Friday
Apr302010
Of Pilgrims and Puritans and the Role of Delaware Courts: In re Revlon (Frequent Filers)
J Robert Brown Jr. |
Friday, April 30, 2010 at 06:00AM One of the other unfortunate characterizations in the opinion is the reference to firms that represent shareholders as "repeat players" or "frequent filers." As the opinion notes:
- During the three weeks following the announcement of the Original Merger, four representative actions were filed by familiar repeat players who regularly bring representative actions on behalf of stockholders with small ownership stakes.1
And his source of information about these repeat players? Experience.
- 1 I characterize certain law firms as frequent filers based on my personal experience, which happily accords with an empirical analysis of the plaintiffs’ firms who file most frequently in the Court of Chancery. See Robert B. Thompson & Randall S. Thomas, The New Look of Shareholder Litigation: Acquisition-Oriented Class Actions, 57 Vand. L. Rev. 133, 186-87 (2004) (identifying firms and number of representative actions filed during a two-year period).
The phrase is not intended to complement law firms that have developed expertise in complicated corporate litigation. It is without a doubt a pejorative characterization. Here is how he uses the phrase throughout the opinion:
- Real litigation activity then ceased. With repeat players in place, events were set to
unfold on cue. - Empirical evidence again supports this experiential insight. Professors Thompson and
Thomas found that lawsuits brought by their list of frequent filers “settle more quickly on
average than suits filed by other attorneys.” - Old Counsel obtained minor tweaks to the transaction.
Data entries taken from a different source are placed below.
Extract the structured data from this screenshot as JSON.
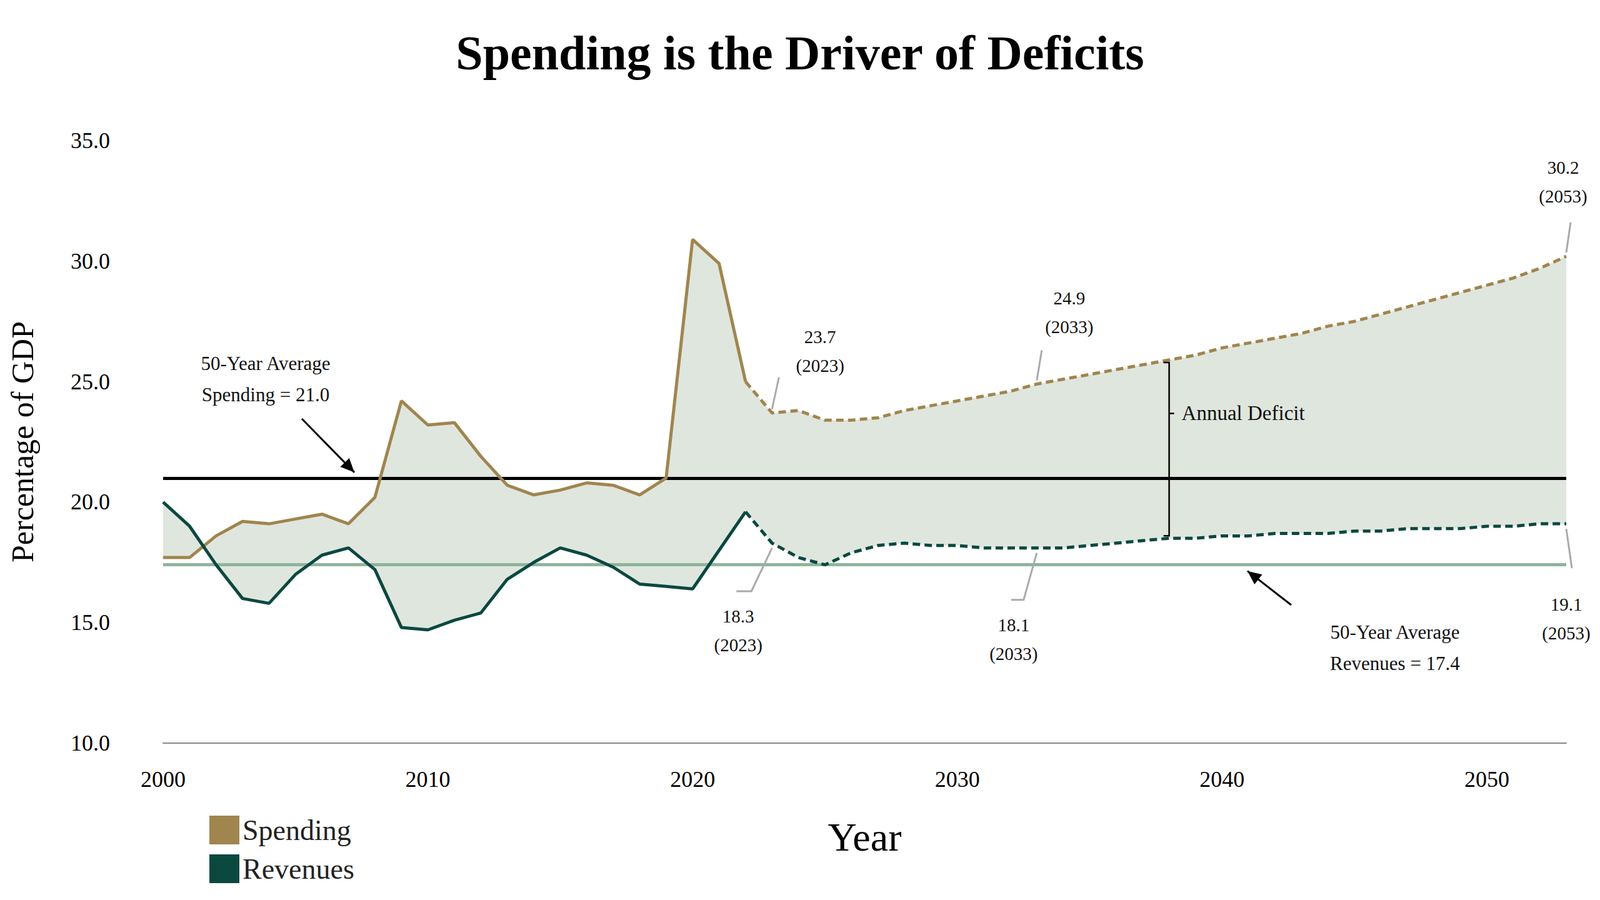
{
  "chart_data": {
    "type": "line",
    "title": "Spending is the Driver of Deficits",
    "x_label": "Year",
    "y_label": "Percentage of GDP",
    "x": [
      2000,
      2001,
      2002,
      2003,
      2004,
      2005,
      2006,
      2007,
      2008,
      2009,
      2010,
      2011,
      2012,
      2013,
      2014,
      2015,
      2016,
      2017,
      2018,
      2019,
      2020,
      2021,
      2022,
      2023,
      2024,
      2025,
      2026,
      2027,
      2028,
      2029,
      2030,
      2031,
      2032,
      2033,
      2034,
      2035,
      2036,
      2037,
      2038,
      2039,
      2040,
      2041,
      2042,
      2043,
      2044,
      2045,
      2046,
      2047,
      2048,
      2049,
      2050,
      2051,
      2052,
      2053
    ],
    "series": [
      {
        "name": "Spending",
        "color": "#a0854f",
        "line_style": "solid",
        "values": [
          17.7,
          17.7,
          18.6,
          19.2,
          19.1,
          19.3,
          19.5,
          19.1,
          20.2,
          24.2,
          23.2,
          23.3,
          21.9,
          20.7,
          20.3,
          20.5,
          20.8,
          20.7,
          20.3,
          21.0,
          30.9,
          29.9,
          25.0,
          null,
          null,
          null,
          null,
          null,
          null,
          null,
          null,
          null,
          null,
          null,
          null,
          null,
          null,
          null,
          null,
          null,
          null,
          null,
          null,
          null,
          null,
          null,
          null,
          null,
          null,
          null,
          null,
          null,
          null,
          null
        ]
      },
      {
        "name": "Spending",
        "color": "#a0854f",
        "line_style": "dashed",
        "values": [
          null,
          null,
          null,
          null,
          null,
          null,
          null,
          null,
          null,
          null,
          null,
          null,
          null,
          null,
          null,
          null,
          null,
          null,
          null,
          null,
          null,
          null,
          25.0,
          23.7,
          23.8,
          23.4,
          23.4,
          23.5,
          23.8,
          24.0,
          24.2,
          24.4,
          24.6,
          24.9,
          25.1,
          25.3,
          25.5,
          25.7,
          25.9,
          26.1,
          26.4,
          26.6,
          26.8,
          27.0,
          27.3,
          27.5,
          27.8,
          28.1,
          28.4,
          28.7,
          29.0,
          29.3,
          29.7,
          30.2
        ],
        "annotations": [
          {
            "x": 2023,
            "y": 23.7,
            "label": [
              "23.7",
              "(2023)"
            ]
          },
          {
            "x": 2033,
            "y": 24.9,
            "label": [
              "24.9",
              "(2033)"
            ]
          },
          {
            "x": 2053,
            "y": 30.2,
            "label": [
              "30.2",
              "(2053)"
            ]
          }
        ]
      },
      {
        "name": "Revenues",
        "color": "#0b4840",
        "line_style": "solid",
        "values": [
          20.0,
          19.0,
          17.4,
          16.0,
          15.8,
          17.0,
          17.8,
          18.1,
          17.2,
          14.8,
          14.7,
          15.1,
          15.4,
          16.8,
          17.5,
          18.1,
          17.8,
          17.3,
          16.6,
          16.5,
          16.4,
          18.0,
          19.6,
          null,
          null,
          null,
          null,
          null,
          null,
          null,
          null,
          null,
          null,
          null,
          null,
          null,
          null,
          null,
          null,
          null,
          null,
          null,
          null,
          null,
          null,
          null,
          null,
          null,
          null,
          null,
          null,
          null,
          null,
          null
        ]
      },
      {
        "name": "Revenues",
        "color": "#0b4840",
        "line_style": "dashed",
        "values": [
          null,
          null,
          null,
          null,
          null,
          null,
          null,
          null,
          null,
          null,
          null,
          null,
          null,
          null,
          null,
          null,
          null,
          null,
          null,
          null,
          null,
          null,
          19.6,
          18.3,
          17.7,
          17.4,
          17.9,
          18.2,
          18.3,
          18.2,
          18.2,
          18.1,
          18.1,
          18.1,
          18.1,
          18.2,
          18.3,
          18.4,
          18.5,
          18.5,
          18.6,
          18.6,
          18.7,
          18.7,
          18.7,
          18.8,
          18.8,
          18.9,
          18.9,
          18.9,
          19.0,
          19.0,
          19.1,
          19.1
        ],
        "annotations": [
          {
            "x": 2023,
            "y": 18.3,
            "label": [
              "18.3",
              "(2023)"
            ]
          },
          {
            "x": 2033,
            "y": 18.1,
            "label": [
              "18.1",
              "(2033)"
            ]
          },
          {
            "x": 2053,
            "y": 19.1,
            "label": [
              "19.1",
              "(2053)"
            ]
          }
        ]
      }
    ],
    "reference_lines": [
      {
        "value": 21.0,
        "color": "#000000",
        "label": [
          "50-Year Average",
          "Spending = 21.0"
        ]
      },
      {
        "value": 17.4,
        "color": "#8db59b",
        "label": [
          "50-Year Average",
          "Revenues = 17.4"
        ]
      }
    ],
    "annotations": [
      {
        "label": "Annual Deficit"
      }
    ],
    "xlim": [
      2000,
      2053
    ],
    "xticks": [
      2000,
      2010,
      2020,
      2030,
      2040,
      2050
    ],
    "ylim": [
      10,
      35
    ],
    "yticks": [
      {
        "value": 10,
        "label": "10.0"
      },
      {
        "value": 15,
        "label": "15.0"
      },
      {
        "value": 20,
        "label": "20.0"
      },
      {
        "value": 25,
        "label": "25.0"
      },
      {
        "value": 30,
        "label": "30.0"
      },
      {
        "value": 35,
        "label": "35.0"
      }
    ],
    "grid": false,
    "legend": "lower left"
  }
}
Frequent filers like the firms in this case have perfected this technique as a basis for settling cases challenging third-party deals, where a transaction is typically announced after a merger agreement has been executed.
- Perhaps greater judicial oversight of frequent filers will accelerate their efforts to populate their portfolios by filing in other jurisdictions.
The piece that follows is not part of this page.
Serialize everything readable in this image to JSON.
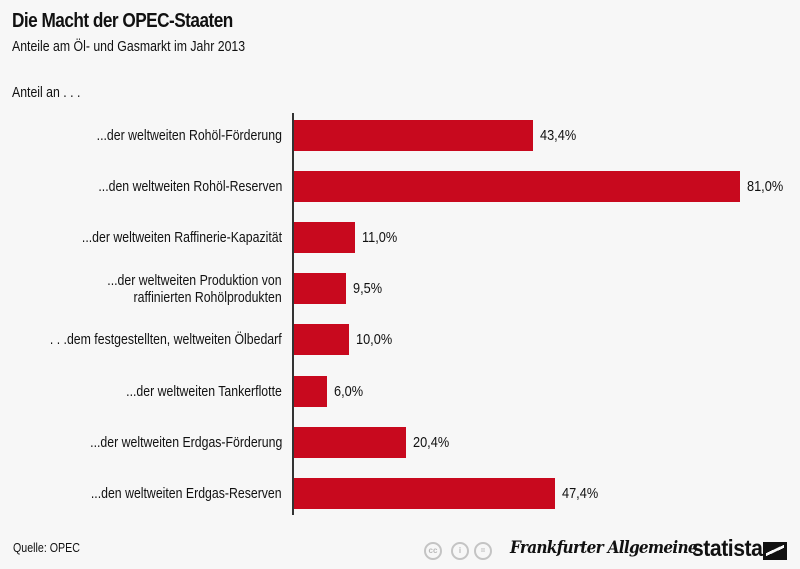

- Regardless, while in the short run policing frequent filers may cost some members of the bar
financially, in the long run it enhances the legitimacy of our State and its law not to facilitate a system of transactional insurance through quasi-litigation.
We let the quotes and the attitude speak for itself. Primary materials are, as usual, posted on the DU Corporate Governance website.



Reader Comments (1)
It appears that, based on what the Vice Chancellor witnessed in practice, he has some concerns about plaintiffs' lawyers undermining the integrity of the representation process---good claims going unchallenged. There are serious agency costs in the class action/contingency fee business that have to be policed. It's nice that Delaware, which has an interest in attracting lawsuits, can from time to time police misconduct.